Residents argue against rule change that would affect proposed buildings higher than 35 feet.
New construction in commercial areas of Siesta Key could be built closer to the sidewalk than currently allowed if a zoning amendment recommended for approval by the Planning Commission is OK’d next month by the County Commission.
Dozens of Siesta Key residents showed up at the Dec. 7 Planning Commission meeting to oppose the change, which was approved 8-1. County Commissioners are expected to consider the issue on Jan. 30.
The rule change would eliminate a requirement for buildings taller than 35 feet to be set back from the sidewalk either a minimum of 25 feet or half the height of the building, whichever is greater. Instead, the setback of each such proposal would be considered individually as part of a special-exception process.
The Siesta Key Overlay District, which is designed to promote pedestrian traffic in commercial areas, says buildings under 35 feet can have a minimum setback of 2 feet.
Although the setback could be as little as 2 feet, it’s doubtful that an 85-foot building will be permitted to be that close to a sidewalk, Planning Commission members said.
“If it’s a bad application, it won’t get through,” Commissioner Robert Morris said.
“This is being characterized as minor,” said Dan Lobeck, an attorney for the Siesta Breakers Condominium Association. “This is a huge amendment to the zoning code, tailor-made for a developer who has aspirations to build a hotel right against the street.”
Siesta Key resident and activist Lourdes Ramirez said allowing larger buildings with reduced setbacks would change the island’s relaxed nature.
“We never wanted a tall building,” said Ramirez, who was involved in the process of creating the Siesta Key Overlay District. “We fought for reducing height on Siesta Key since 1953, when we created the first zoning code. We’ve been fighting for less intensity, we’ve been fighting for less height and we’ve been fighting for more open space.”
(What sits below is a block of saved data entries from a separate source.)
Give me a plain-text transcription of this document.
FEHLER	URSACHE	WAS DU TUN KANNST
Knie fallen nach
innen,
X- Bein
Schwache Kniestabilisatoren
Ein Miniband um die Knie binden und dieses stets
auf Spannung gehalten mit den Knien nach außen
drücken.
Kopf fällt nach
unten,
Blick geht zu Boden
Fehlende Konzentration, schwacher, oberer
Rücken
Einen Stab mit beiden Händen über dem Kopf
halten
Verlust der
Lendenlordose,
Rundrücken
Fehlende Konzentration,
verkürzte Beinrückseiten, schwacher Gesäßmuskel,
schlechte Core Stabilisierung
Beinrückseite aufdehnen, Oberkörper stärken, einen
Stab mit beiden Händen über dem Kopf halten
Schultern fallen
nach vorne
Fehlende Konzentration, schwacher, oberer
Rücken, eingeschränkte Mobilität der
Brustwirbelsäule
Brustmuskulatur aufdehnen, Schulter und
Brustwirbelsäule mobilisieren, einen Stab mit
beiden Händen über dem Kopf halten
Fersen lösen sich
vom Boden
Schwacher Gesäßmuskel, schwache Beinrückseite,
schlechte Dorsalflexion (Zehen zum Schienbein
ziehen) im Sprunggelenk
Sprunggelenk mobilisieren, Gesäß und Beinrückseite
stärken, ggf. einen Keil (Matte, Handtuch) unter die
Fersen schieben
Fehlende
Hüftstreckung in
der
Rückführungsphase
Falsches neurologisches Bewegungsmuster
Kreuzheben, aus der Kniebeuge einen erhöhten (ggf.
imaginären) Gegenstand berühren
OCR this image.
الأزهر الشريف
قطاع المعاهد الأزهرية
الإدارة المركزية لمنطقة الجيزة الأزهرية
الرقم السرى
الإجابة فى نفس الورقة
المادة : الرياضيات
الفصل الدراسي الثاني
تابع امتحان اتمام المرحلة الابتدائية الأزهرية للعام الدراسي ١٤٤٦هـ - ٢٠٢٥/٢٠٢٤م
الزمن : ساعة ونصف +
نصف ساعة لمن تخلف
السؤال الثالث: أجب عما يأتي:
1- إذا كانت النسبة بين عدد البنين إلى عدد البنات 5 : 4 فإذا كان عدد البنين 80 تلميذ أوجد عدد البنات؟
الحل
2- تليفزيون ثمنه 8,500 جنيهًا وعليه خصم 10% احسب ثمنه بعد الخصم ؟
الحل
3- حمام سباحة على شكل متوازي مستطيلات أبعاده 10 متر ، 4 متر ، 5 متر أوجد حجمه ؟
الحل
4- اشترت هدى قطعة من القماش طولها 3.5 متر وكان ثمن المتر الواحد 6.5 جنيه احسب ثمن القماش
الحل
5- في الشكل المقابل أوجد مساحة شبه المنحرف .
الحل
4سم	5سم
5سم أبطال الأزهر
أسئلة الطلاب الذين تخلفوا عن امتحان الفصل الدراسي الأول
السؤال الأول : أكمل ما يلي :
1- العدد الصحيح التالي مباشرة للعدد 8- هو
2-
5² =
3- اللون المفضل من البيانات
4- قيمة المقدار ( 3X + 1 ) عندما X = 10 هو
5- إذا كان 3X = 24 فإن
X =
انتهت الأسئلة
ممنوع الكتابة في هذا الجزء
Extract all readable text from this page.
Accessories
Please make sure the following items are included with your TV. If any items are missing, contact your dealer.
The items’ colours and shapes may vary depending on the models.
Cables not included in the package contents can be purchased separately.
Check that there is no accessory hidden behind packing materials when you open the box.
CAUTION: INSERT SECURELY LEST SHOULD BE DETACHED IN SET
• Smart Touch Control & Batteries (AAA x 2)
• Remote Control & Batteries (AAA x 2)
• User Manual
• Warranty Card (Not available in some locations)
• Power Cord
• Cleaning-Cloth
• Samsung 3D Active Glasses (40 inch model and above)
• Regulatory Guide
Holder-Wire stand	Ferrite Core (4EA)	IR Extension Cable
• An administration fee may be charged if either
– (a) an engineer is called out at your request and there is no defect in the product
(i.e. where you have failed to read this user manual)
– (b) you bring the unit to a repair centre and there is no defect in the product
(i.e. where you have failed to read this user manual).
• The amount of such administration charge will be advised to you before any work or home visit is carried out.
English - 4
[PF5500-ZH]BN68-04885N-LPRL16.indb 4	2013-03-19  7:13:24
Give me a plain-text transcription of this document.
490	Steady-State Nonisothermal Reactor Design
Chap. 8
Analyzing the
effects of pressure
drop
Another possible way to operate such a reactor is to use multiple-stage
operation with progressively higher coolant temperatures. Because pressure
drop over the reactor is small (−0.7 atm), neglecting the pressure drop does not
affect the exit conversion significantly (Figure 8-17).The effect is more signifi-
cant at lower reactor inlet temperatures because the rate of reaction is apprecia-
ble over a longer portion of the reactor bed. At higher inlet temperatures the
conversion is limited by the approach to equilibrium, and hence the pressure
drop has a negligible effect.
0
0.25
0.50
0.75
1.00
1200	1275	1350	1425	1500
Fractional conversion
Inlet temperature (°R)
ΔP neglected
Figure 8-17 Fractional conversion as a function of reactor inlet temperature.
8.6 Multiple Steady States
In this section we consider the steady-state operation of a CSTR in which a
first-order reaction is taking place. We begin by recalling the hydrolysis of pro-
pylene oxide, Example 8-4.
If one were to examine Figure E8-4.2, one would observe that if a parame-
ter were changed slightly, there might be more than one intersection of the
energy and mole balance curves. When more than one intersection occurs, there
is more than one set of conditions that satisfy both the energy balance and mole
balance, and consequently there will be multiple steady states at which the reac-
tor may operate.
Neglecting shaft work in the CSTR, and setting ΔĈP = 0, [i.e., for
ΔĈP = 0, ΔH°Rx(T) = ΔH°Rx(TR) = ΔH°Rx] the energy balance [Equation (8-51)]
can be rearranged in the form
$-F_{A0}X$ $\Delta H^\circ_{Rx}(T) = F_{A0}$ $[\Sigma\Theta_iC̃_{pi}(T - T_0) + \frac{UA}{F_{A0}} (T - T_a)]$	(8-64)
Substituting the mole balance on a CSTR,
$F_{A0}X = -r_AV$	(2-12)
Land-use attorney Charlie Bailey has represented 1-800-ASK-GARY founder Gary Kompothecras on the setback issue before, as part of Kompothecras’ efforts to build a hotel on Siesta Key. According to a memo to the commission, he was representing two other Siesta Key property owners for this zoning code amendment.
County staff said in a memo to the board that specific guidelines on how to establish an appropriate setback in the special exception process would make sense. Bailey said he and his clients would be willing to add the additional language that some members of the commission agreed would be necessary. He emphasized the importance of putting the decision about setbacks in the hands of commissioners, as well as the importance of encouraging new business on Siesta Key.
“There’s no redevelopment occurring on Siesta Key,” Bailey said. “[No businesses] are being razed and replaced with good new commercial redevelopment. Instead they’re bars replacing bars, and restaurants.”